Further instructions for interactive learning are as follows:

The following steps must be completed within 30 days of completing the MCQ quiz:

1. Discuss the interactive questions below with a registered colleague. Note if you are an optometrist, the colleague must also be an optometrist. If you are a dispensing optician, the colleague may be a dispensing optician, a contact lens optician or an optometrist. The discussion should be in a quiet environment where you are not interrupted for at least 30 minutes. Discuss the set questions and record a summary of the output of your discussion. Please ensure to create a paper copy of your record, sign and date the document and keep it safely stored in case your CET is audited in future by the GOC.

2. In the event of an audit we need to be able to show the GOC that the interaction has taken place in accordance with the instructions. Therefore, before you can be given points for this activity you must, within 30 days, record your answers to the set questions in the online Discussion Record and Reflection form (link provided on iLearn/Spectrum).
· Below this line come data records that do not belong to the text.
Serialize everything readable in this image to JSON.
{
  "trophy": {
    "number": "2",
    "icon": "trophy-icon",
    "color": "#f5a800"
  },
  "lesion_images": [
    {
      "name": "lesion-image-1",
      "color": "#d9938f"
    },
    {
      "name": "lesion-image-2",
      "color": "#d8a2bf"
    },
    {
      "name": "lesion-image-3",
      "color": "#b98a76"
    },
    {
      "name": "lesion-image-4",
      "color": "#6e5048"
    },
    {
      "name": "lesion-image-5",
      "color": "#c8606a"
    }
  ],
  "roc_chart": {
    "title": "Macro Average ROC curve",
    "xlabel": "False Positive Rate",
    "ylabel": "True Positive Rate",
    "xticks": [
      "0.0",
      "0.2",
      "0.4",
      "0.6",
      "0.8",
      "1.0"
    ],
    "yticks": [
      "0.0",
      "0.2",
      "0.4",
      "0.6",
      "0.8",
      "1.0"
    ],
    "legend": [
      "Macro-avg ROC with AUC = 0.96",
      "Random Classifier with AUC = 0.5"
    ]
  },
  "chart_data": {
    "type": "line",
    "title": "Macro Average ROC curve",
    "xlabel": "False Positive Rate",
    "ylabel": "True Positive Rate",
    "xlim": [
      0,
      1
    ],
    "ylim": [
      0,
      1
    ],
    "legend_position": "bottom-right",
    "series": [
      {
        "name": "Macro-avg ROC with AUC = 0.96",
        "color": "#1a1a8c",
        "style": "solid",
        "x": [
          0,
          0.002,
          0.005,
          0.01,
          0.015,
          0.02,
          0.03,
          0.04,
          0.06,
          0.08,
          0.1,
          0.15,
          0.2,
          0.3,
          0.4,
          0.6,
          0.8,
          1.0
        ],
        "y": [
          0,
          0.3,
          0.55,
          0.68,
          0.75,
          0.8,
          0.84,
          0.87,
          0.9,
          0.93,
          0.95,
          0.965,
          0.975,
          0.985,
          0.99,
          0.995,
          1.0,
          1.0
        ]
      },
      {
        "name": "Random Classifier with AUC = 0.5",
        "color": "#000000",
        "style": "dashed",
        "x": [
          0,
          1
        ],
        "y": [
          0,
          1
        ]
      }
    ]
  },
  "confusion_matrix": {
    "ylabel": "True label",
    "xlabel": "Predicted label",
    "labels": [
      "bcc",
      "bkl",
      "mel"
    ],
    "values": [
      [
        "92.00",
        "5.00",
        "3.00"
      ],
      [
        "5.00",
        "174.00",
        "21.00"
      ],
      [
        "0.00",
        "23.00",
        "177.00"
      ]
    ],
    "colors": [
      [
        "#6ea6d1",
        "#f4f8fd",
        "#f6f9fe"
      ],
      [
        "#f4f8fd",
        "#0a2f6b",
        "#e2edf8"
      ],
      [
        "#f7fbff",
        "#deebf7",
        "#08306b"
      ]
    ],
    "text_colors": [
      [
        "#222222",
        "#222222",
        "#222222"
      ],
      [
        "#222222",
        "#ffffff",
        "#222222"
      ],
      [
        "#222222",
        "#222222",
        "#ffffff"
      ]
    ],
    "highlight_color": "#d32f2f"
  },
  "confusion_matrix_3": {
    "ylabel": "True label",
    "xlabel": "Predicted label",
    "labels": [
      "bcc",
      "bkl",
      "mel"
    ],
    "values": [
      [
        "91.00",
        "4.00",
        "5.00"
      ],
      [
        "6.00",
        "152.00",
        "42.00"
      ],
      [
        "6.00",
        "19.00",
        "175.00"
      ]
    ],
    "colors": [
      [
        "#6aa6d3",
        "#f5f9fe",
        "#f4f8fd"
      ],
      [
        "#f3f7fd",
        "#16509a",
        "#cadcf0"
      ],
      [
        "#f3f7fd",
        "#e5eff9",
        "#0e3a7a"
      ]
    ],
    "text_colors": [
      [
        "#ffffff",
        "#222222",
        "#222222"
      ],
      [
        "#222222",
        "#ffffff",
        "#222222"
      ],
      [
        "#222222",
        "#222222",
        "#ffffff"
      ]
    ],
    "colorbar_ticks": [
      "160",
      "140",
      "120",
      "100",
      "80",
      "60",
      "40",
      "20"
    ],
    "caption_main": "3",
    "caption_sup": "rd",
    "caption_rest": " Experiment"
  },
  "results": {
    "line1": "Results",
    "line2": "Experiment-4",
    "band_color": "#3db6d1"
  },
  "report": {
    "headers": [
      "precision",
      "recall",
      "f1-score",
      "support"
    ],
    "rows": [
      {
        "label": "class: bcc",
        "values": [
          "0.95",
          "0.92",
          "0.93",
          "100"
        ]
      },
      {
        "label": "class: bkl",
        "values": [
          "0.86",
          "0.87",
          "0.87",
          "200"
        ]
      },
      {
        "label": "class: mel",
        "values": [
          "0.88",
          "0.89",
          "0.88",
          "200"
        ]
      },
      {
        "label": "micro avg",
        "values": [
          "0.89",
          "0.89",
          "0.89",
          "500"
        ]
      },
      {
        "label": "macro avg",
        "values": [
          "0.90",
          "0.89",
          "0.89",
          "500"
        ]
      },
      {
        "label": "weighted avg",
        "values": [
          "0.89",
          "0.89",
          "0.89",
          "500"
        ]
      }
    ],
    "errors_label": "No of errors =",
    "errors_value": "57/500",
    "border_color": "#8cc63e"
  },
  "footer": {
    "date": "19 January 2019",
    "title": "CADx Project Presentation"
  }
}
3. You will be asked for the GOC number, name and email address of the colleague who has completed the interaction with you, so please have those ready. Your colleague will be contacted by email (so please make sure you enter their correct email address) and will be sent a link to verify the interaction took place.

4. You can only be awarded interactive CET points if these steps are completed within 30 days.

The learning objectives for the interactive article are:

• Optometrists will have an understanding of the causes and clinical features of diabetic macular oedema enabling them to make appropriate clinical decisions and referrals.

• Optometrists and dispensing opticians will have an evidence-based understanding of treatments for diabetic macular oedema enabling them to give advice /answer patients’ questions.

The discussion tasks for the interactive learning option are as follows.

1. What are the features of diabetic macular oedema (DMO) that are visible with standard optometric examination techniques, and what are the mechanisms which underlie the clinical features?

2. Discuss with your colleague anti-vascular endothelial growth factor (anti-VEGF) therapy for macular oedema. What are the principal agents, their indications and are there any side-effects?

3. Reflecting on the reading and discussion…

a. what are the main things you learned from the reading?

b. how will you apply this learning in your future practice?

c. has this module identified for you any areas in which you wish to pursue further learning?